魂來楓林青 魂返關塞黑

1/5/2016   瀏覽:885    

 這首詞一開始即借“鶯鶯燕燕”字面稱意中人,從稱呼中流露出一種卿卿我我的纏綿情意。作者二十多歲時在合肥(宋時屬淮南路)結識了某位女郎,後來分手了,但他對她一直眷念不已。淳熙十四年(1187年)元旦,薑夔從第二故鄉漢陽(宋時沔州)東去湖州途中抵金陵時,夢見了遠別的戀人,寫下此詞。 這裏還有第二重含義,即比喻其人體態“輕盈”如燕,聲音“嬌軟”如鶯。可謂善於化用。

這“燕燕輕盈,鶯鶯嬌軟”乃是詞人夢中所見的情境。《列子》載黃帝曾夢遊華青氏之國,故詞寫好夢雲“分明又向華胥見”。夜有所夢,乃是日有所思的緣故。以下又通過夢中情人的自述,體貼對方的相思之情。她含情脈脈道:在這迢迢春夜中,“薄情”人(此為呢稱)啊,你又怎能盡知我相思的深重呢?言下大有“換我心,為你心,始知相優纖美容憶深”的意味。

  過片寫別後睹物思人,舊情難忘。“別後書辭”,是指情人寄來的書信,撿閱猶新;“別時針線”,是指情人為自己所做衣眼,尚著在體。二句雖僅寫出物件,而不直接言情,然皆情至之語。緊接著承上片夢見事,進一層寫伊人之情。“離魂暗逐郎行遠”,“郎行”即“郎邊”,當時熟語,說她甚至連魂魄也脫離軀體,追逐詞人來到遠方。末二句寫作者夢醒後深情想像情人魂魄歸去的情景:在一片明月光下,淮南千山是如此清冷,她就這樣獨自歸去無人照管。一種借玉憐香之情,一種深切的負疚之感,洋溢於字裏行間,感人至深。

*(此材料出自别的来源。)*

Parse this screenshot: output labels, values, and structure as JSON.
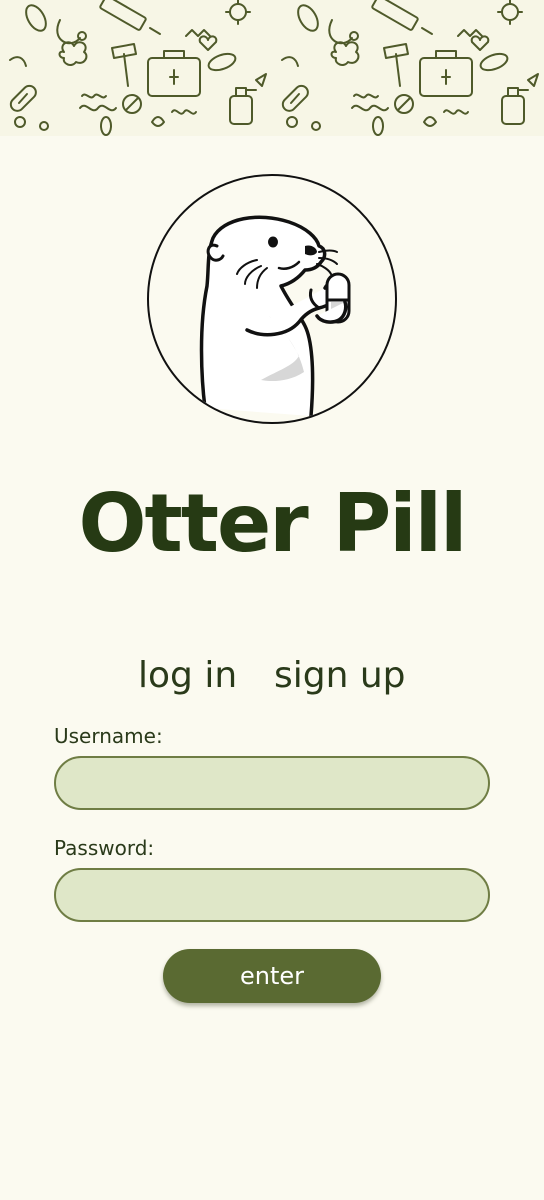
{
  "app": {
    "title": "Otter Pill"
  },
  "auth_tabs": {
    "login_label": "log in",
    "signup_label": "sign up"
  },
  "form": {
    "username_label": "Username:",
    "username_value": "",
    "password_label": "Password:",
    "password_value": "",
    "submit_label": "enter"
  },
  "colors": {
    "background": "#fbfaf0",
    "title_text": "#263a14",
    "input_fill": "#dfe7c8",
    "input_border": "#6f7d44",
    "button_fill": "#5a6a32",
    "doodle_stroke": "#4f5a2a"
  },
  "icons": {
    "banner": "medical-doodle-pattern",
    "logo": "otter-holding-pill-icon"
  }
}
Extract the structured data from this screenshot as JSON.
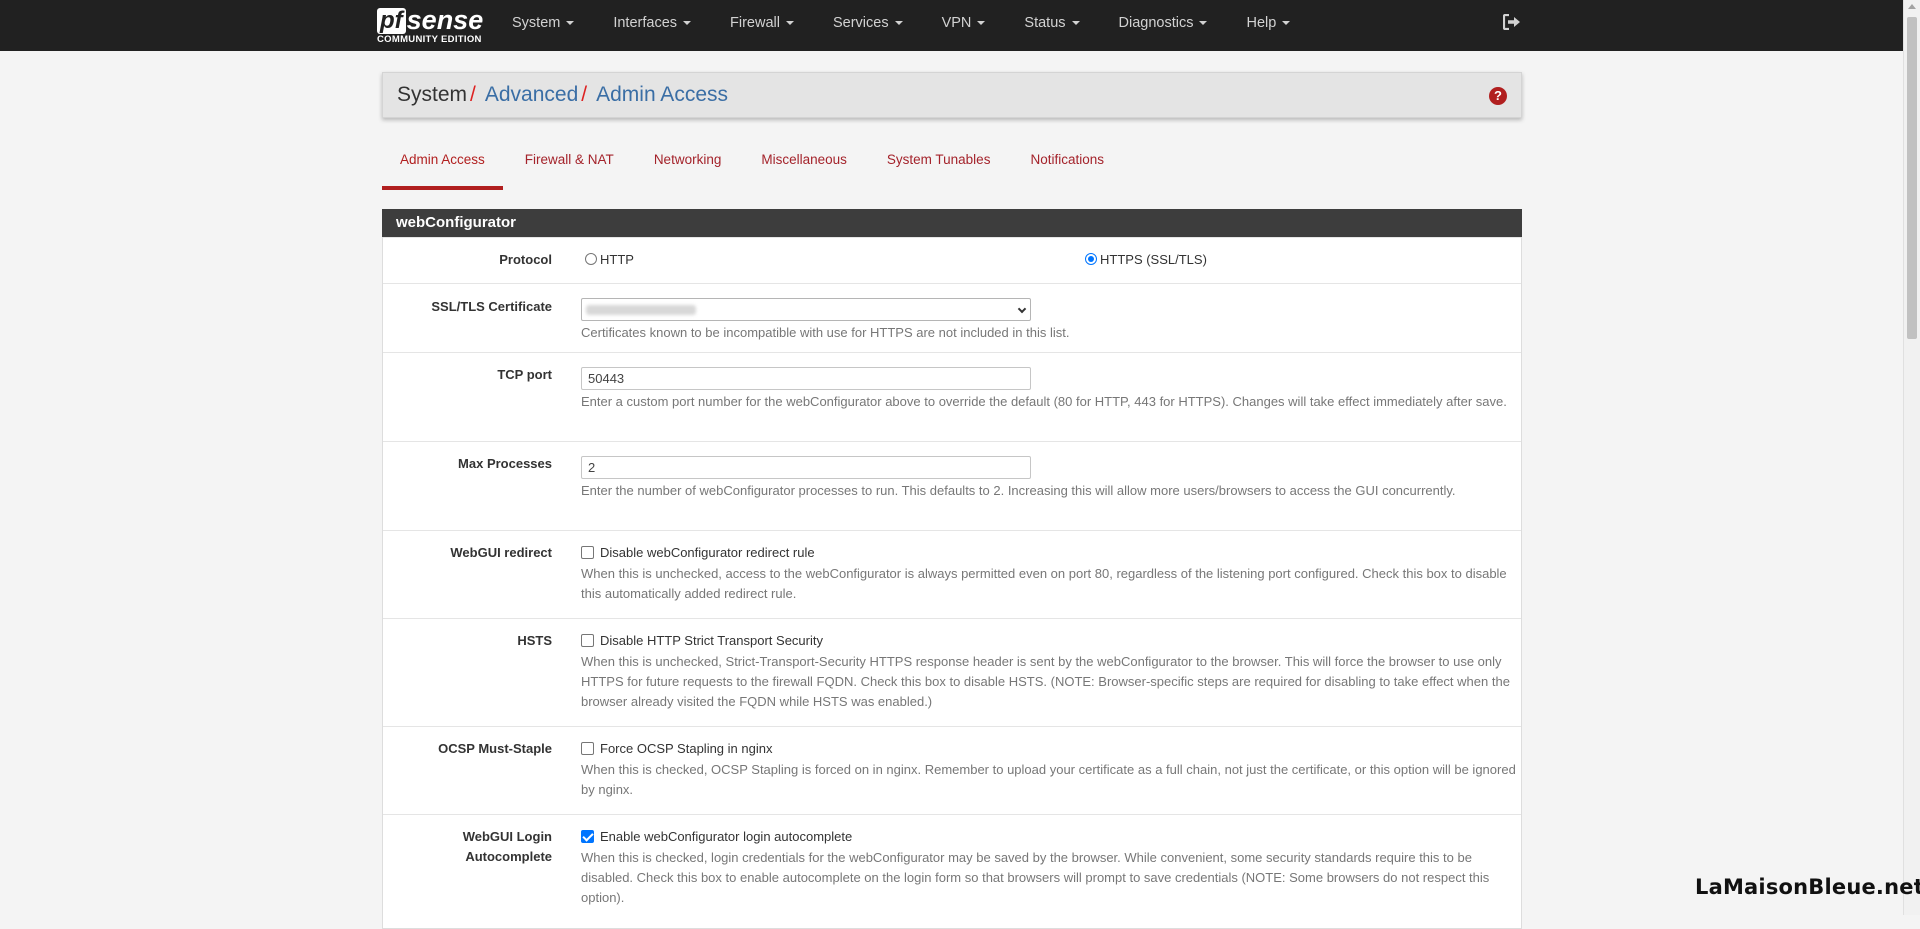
{
  "brand": {
    "logo_pf": "pf",
    "logo_sense": "sense",
    "edition": "COMMUNITY EDITION"
  },
  "nav": {
    "items": [
      "System",
      "Interfaces",
      "Firewall",
      "Services",
      "VPN",
      "Status",
      "Diagnostics",
      "Help"
    ],
    "logout_icon": "sign-out-icon"
  },
  "breadcrumb": {
    "items": [
      "System",
      "Advanced",
      "Admin Access"
    ],
    "separator": "/",
    "help_icon": "question-circle-icon"
  },
  "tabs": [
    "Admin Access",
    "Firewall & NAT",
    "Networking",
    "Miscellaneous",
    "System Tunables",
    "Notifications"
  ],
  "active_tab": "Admin Access",
  "panel": {
    "title": "webConfigurator",
    "protocol": {
      "label": "Protocol",
      "options": [
        "HTTP",
        "HTTPS (SSL/TLS)"
      ],
      "selected": "HTTPS (SSL/TLS)"
    },
    "ssl_cert": {
      "label": "SSL/TLS Certificate",
      "help": "Certificates known to be incompatible with use for HTTPS are not included in this list."
    },
    "tcp_port": {
      "label": "TCP port",
      "value": "50443",
      "help": "Enter a custom port number for the webConfigurator above to override the default (80 for HTTP, 443 for HTTPS). Changes will take effect immediately after save."
    },
    "max_processes": {
      "label": "Max Processes",
      "value": "2",
      "help": "Enter the number of webConfigurator processes to run. This defaults to 2. Increasing this will allow more users/browsers to access the GUI concurrently."
    },
    "webgui_redirect": {
      "label": "WebGUI redirect",
      "checkbox": "Disable webConfigurator redirect rule",
      "checked": false,
      "help": "When this is unchecked, access to the webConfigurator is always permitted even on port 80, regardless of the listening port configured. Check this box to disable this automatically added redirect rule."
    },
    "hsts": {
      "label": "HSTS",
      "checkbox": "Disable HTTP Strict Transport Security",
      "checked": false,
      "help": "When this is unchecked, Strict-Transport-Security HTTPS response header is sent by the webConfigurator to the browser. This will force the browser to use only HTTPS for future requests to the firewall FQDN. Check this box to disable HSTS. (NOTE: Browser-specific steps are required for disabling to take effect when the browser already visited the FQDN while HSTS was enabled.)"
    },
    "ocsp": {
      "label": "OCSP Must-Staple",
      "checkbox": "Force OCSP Stapling in nginx",
      "checked": false,
      "help": "When this is checked, OCSP Stapling is forced on in nginx. Remember to upload your certificate as a full chain, not just the certificate, or this option will be ignored by nginx."
    },
    "login_autocomplete": {
      "label_line1": "WebGUI Login",
      "label_line2": "Autocomplete",
      "checkbox": "Enable webConfigurator login autocomplete",
      "checked": true,
      "help": "When this is checked, login credentials for the webConfigurator may be saved by the browser. While convenient, some security standards require this to be disabled. Check this box to enable autocomplete on the login form so that browsers will prompt to save credentials (NOTE: Some browsers do not respect this option)."
    }
  },
  "watermark": "LaMaisonBleue.net"
}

她體態輕盈、語聲嬌軟的形象,我分明又從好夢中見到了。我仿佛聽到她在對我說:長夜多寂寞呀,你這薄情郎怎麼會知道呢?春天才剛開頭Laser 脫毛,卻早已被我的相思情懷染遍了。


自從分別以後,她捎來書信中所說的種種,還有臨別時為我刺繡、縫紉的針線活,都令我思念不已。她來到我的夢中,就像是傳奇故事中的倩娘,魂魄離了軀體,暗地裏跟隨著情郎遠行。我西望淮南,在一片潔白明亮的月光下,千山是那麼的清冷。想必她的魂魄,也像西斜的月亮,在冥冥之中獨自歸去。也沒有個人照管。

  這首詞緊扣感夢之主題,以夢見情人開端,又以情人夢魂歸去收尾,意境極渾成。詞的後半部分,尤見幽絕奇絕。在構思上借鑒了唐傳奇《離魂記》,記中倩娘居然能以出竅之靈魂追逐所愛者遠遊,著想奇妙。在意境與措語上,則又融合了杜詩《夢李白》、《詠懷古跡》“畫圖省識春風面,環佩空歸Dream Beauty Pro黑店月夜魂”句意。妙在自然渾融,不著痕跡。